Zweiter Artikel. Die Seligkeit ist Thätigsein.
a) Dem steht entgegen: I. Röm. 6. heißt es: „Euere Frucht habt ihr, um euch zu heiligen; zu euerem Zwecke aber habt ihr das ewige Leben.“ Das Leben aber ist kein Thätigsein, sondern ist das Sein selbst in den Lebendigen. Der letzte Endzweck also, die Seligkeit, ist nicht Thätigsein. II. Boëtius (3. de Consol.) sagt: „Die Seligkeit ist ein durch die Anhäufung aller Güter vollendeter Zustand.“ Der Ausdruck „Zustand“ aber bezeichnet kein Thätigsein.
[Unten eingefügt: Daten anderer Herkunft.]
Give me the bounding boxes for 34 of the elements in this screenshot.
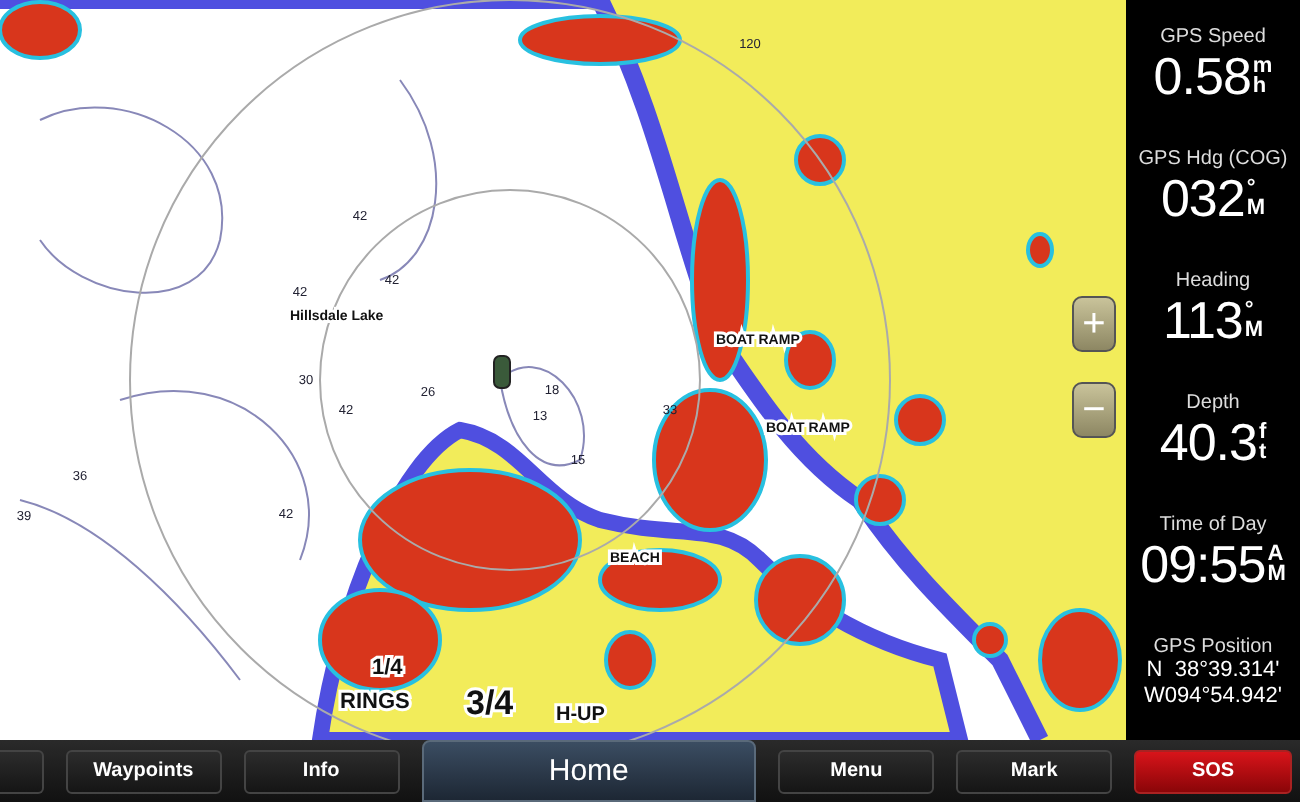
unit-label: t [1258,442,1267,462]
sos-button[interactable]: SOS [1134,749,1292,793]
unit-label: ° [1246,178,1256,198]
unit-label: m [1252,56,1273,76]
orientation-label: H-UP [556,704,605,726]
home-tab[interactable]: Home [421,740,757,802]
field-label: GPS Hdg (COG) [1138,148,1288,170]
unit-label: f [1258,422,1267,442]
field-value: 032 [1160,170,1245,226]
softkey-button[interactable]: Waypoints [65,749,222,793]
ring-distance-label: 3/4 [466,684,514,722]
field-label: GPS Position [1153,636,1273,658]
rings-label: RINGS [340,690,410,714]
field-value: 113 [1162,292,1243,348]
ring-distance-label: 1/4 [372,656,403,680]
unit-label: A [1267,544,1284,564]
softkey-button[interactable] [0,749,44,793]
field-value: 09:55 [1140,536,1266,592]
coordinate-value: N 38°39.314' [1146,658,1280,684]
field-label: Time of Day [1159,514,1267,536]
field-label: GPS Speed [1160,26,1266,48]
coordinate-value: W094°54.942' [1144,684,1282,710]
softkey-button[interactable]: Menu [778,749,935,793]
unit-label: h [1252,76,1269,96]
unit-label: M [1244,320,1264,340]
unit-label: ° [1244,300,1254,320]
field-label: Heading [1175,270,1251,292]
softkey-button[interactable]: Mark [956,749,1113,793]
unit-label: M [1267,564,1286,584]
field-label: Depth [1186,392,1240,414]
field-value: 0.58 [1153,48,1251,104]
unit-label: M [1246,198,1266,218]
softkey-button[interactable]: Info [243,749,400,793]
field-value: 40.3 [1159,414,1257,470]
III. Die Seligkeit besagt etwas im Seligen Bestehendes, da sie ist die letzte Vollendung des Menschen. Das Thätigsein aber will nicht besagen etwas als im Thätigseienden Bestehendes, sondern als von selbem vielmehr Ausgehendes. IV. Die Seligkeit bleibt im Seligen. Das Thätigsein aber geht vorüber. V. Einem Menschen entspricht nur eine Seligkeit; wohl aber verschiedenartiges Thätigsein. VI. Die Seligkeit ist im Menschen ohne Unterbrechung. Das Thätigsein aber wird häufig unterbrochen, wie durch den Schlaf, durch andere Beschäftigung, durch Ruhe. Also Seligkeit ist nicht Thätigsein. Auf der anderen Seite sagt Aristoteles (1 Ethic. 7.): „Glückseligkeit will heißen ein Thätigsein gemäß vollendeter Kraft.“
b) Ich antworte, daß, insofern die Seligkeit etwas Geschaffenes, im Menschen selber Bestehendes ist, es notwendig erscheint, zu sagen, sie sei Thätigsein oder Wirksamkeit. Denn die Seligkeit ist die letzte Vollendung des Menschen. Jegliches Sein aber ist insoweit vollendet als es thatsächlich ist; denn ein bloßes Vermögen ohne Bethätigung ist unvollendet. Die Seligkeit also muß im letzten Thatsächlichsein des Menschen bestehen. Offenbar aber ist das Thätigsein oder die Wirksamkeit die letzte Thatsächlichkeit des Handelnden; weshalb es auch die zweite oder folgende Thatsächlichkeit — actus secundus — von Aristoteles (2. de anima) genannt wird; denn soweit etwas nur die bestimmende Form hat, ist es erst fähig oder vermögend, thätig zu sein, wie der, welcher Wissenschaft hat, damit nur fähig oder vermögend ist, thatsächlich einen diesbezüglichen Denkakt zu setzen. Und daher kommt es, daß Aristoteles von den anderen Dingen sagt: „Ein jegliches sei wegen seiner Thätigkeit.“ (2. de caelo.) Die Seligkeit des Menschen also muß im Thätigsein bestehen.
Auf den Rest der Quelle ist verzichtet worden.